Publicado em 24/02/2026 às 17h01.

Kamylinha reage à condenação de Hytalo Santos e cita ‘homofobia e racismo’

Adolescente que vivia com o influenciador pede orações nas redes sociais

Edgar Luz
Foto: Reprodução/Redes Sociais

 

A condenação de Hytalo Santos e Israel Nata Vicente, conhecido como Euro, pela Justiça da Paraíba ganhou um posicionamento público de Kamylinha. A jovem, que morava com o casal e foi apontada como principal vítima no processo, usou as redes sociais para comentar a decisão.

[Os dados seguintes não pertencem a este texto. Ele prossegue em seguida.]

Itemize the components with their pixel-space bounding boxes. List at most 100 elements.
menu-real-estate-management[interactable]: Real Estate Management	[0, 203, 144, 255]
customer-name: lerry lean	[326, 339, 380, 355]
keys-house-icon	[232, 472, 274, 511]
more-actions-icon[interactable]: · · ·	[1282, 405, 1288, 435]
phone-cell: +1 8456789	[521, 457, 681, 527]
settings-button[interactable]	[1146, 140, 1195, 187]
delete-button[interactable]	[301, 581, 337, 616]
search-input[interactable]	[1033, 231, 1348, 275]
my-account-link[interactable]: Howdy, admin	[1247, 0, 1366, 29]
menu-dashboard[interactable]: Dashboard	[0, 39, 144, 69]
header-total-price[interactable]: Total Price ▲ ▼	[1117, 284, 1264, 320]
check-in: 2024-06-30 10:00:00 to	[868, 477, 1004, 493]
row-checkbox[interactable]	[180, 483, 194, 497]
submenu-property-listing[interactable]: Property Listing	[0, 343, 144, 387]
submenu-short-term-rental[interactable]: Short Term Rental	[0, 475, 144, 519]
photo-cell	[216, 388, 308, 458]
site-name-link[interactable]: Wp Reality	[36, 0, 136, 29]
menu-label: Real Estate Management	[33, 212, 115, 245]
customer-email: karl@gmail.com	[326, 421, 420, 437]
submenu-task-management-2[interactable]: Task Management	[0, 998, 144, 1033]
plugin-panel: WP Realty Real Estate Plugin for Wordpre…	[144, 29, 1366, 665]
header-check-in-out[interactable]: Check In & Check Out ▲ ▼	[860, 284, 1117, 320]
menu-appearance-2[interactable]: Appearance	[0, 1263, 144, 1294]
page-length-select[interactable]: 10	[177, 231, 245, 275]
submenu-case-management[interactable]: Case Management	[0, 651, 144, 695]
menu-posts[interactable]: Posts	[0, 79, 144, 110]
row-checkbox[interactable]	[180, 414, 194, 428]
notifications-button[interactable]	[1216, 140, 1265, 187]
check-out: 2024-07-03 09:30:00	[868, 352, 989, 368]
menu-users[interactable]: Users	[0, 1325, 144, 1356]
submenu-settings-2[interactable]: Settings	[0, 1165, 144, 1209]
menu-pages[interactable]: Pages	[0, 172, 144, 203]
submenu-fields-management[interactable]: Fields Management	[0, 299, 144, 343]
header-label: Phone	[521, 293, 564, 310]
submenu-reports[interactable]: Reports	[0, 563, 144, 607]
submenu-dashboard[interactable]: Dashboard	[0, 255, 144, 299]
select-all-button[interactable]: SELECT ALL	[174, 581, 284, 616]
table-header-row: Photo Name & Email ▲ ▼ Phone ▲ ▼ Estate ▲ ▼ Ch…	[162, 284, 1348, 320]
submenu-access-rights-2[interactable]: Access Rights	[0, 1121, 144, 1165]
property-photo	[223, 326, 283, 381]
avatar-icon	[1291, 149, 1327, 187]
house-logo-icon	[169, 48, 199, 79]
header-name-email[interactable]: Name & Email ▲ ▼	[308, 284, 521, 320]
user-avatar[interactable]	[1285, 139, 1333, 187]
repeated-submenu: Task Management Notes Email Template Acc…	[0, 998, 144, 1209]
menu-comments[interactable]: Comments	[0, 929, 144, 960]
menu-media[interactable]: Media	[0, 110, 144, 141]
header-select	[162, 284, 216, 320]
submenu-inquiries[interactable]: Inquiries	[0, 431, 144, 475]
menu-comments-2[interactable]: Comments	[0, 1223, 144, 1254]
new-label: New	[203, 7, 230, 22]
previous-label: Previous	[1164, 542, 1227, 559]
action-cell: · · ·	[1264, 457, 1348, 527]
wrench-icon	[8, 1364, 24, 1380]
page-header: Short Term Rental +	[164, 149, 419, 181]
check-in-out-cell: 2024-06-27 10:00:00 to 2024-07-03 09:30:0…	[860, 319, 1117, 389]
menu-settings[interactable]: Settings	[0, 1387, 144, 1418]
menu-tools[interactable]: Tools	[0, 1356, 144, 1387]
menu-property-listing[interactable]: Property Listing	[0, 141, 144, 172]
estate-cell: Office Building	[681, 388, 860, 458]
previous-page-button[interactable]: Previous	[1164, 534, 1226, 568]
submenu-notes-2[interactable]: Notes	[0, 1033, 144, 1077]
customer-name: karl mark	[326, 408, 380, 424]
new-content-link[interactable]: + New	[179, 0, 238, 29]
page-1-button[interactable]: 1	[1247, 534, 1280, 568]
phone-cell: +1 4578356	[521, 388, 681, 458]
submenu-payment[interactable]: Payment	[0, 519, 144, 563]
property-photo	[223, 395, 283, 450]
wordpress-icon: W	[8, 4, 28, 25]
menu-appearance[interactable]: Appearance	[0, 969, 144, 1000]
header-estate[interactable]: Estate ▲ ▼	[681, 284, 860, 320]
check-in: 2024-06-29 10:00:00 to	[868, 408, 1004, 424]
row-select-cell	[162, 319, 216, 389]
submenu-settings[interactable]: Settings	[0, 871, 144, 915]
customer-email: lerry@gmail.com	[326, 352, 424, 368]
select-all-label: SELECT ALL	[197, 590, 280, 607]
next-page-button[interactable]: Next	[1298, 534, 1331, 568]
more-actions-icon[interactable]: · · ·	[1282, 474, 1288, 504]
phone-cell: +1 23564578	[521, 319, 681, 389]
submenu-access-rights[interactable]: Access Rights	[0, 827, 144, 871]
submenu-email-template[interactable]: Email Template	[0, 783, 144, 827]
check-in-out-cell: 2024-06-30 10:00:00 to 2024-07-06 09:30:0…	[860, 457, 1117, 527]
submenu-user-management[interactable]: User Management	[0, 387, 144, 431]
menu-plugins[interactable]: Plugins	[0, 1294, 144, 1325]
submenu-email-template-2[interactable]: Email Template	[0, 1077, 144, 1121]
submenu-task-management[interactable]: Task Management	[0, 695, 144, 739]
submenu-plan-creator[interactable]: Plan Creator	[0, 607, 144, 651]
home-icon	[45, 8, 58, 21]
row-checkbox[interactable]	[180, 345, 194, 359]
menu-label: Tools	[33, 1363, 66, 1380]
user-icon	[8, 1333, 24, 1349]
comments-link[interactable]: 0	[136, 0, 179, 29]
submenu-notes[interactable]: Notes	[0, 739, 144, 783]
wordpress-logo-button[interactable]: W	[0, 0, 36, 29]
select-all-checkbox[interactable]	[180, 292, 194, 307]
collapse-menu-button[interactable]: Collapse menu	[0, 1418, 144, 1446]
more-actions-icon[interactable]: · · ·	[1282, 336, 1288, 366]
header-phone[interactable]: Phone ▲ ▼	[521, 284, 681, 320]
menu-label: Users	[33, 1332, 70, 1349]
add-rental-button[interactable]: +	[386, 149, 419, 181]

Na publicação, ela questionou trechos da sentença e afirmou que haveria preconceito nas declarações do magistrado responsável pelo caso:

“Falamos isso desde o início e ninguém deu a mínima importância. Mas a verdade vem sendo mostrada e estamos aqui para pedir ajuda”, escreveu, alegando “homofobia e racismo nas falas do juiz”.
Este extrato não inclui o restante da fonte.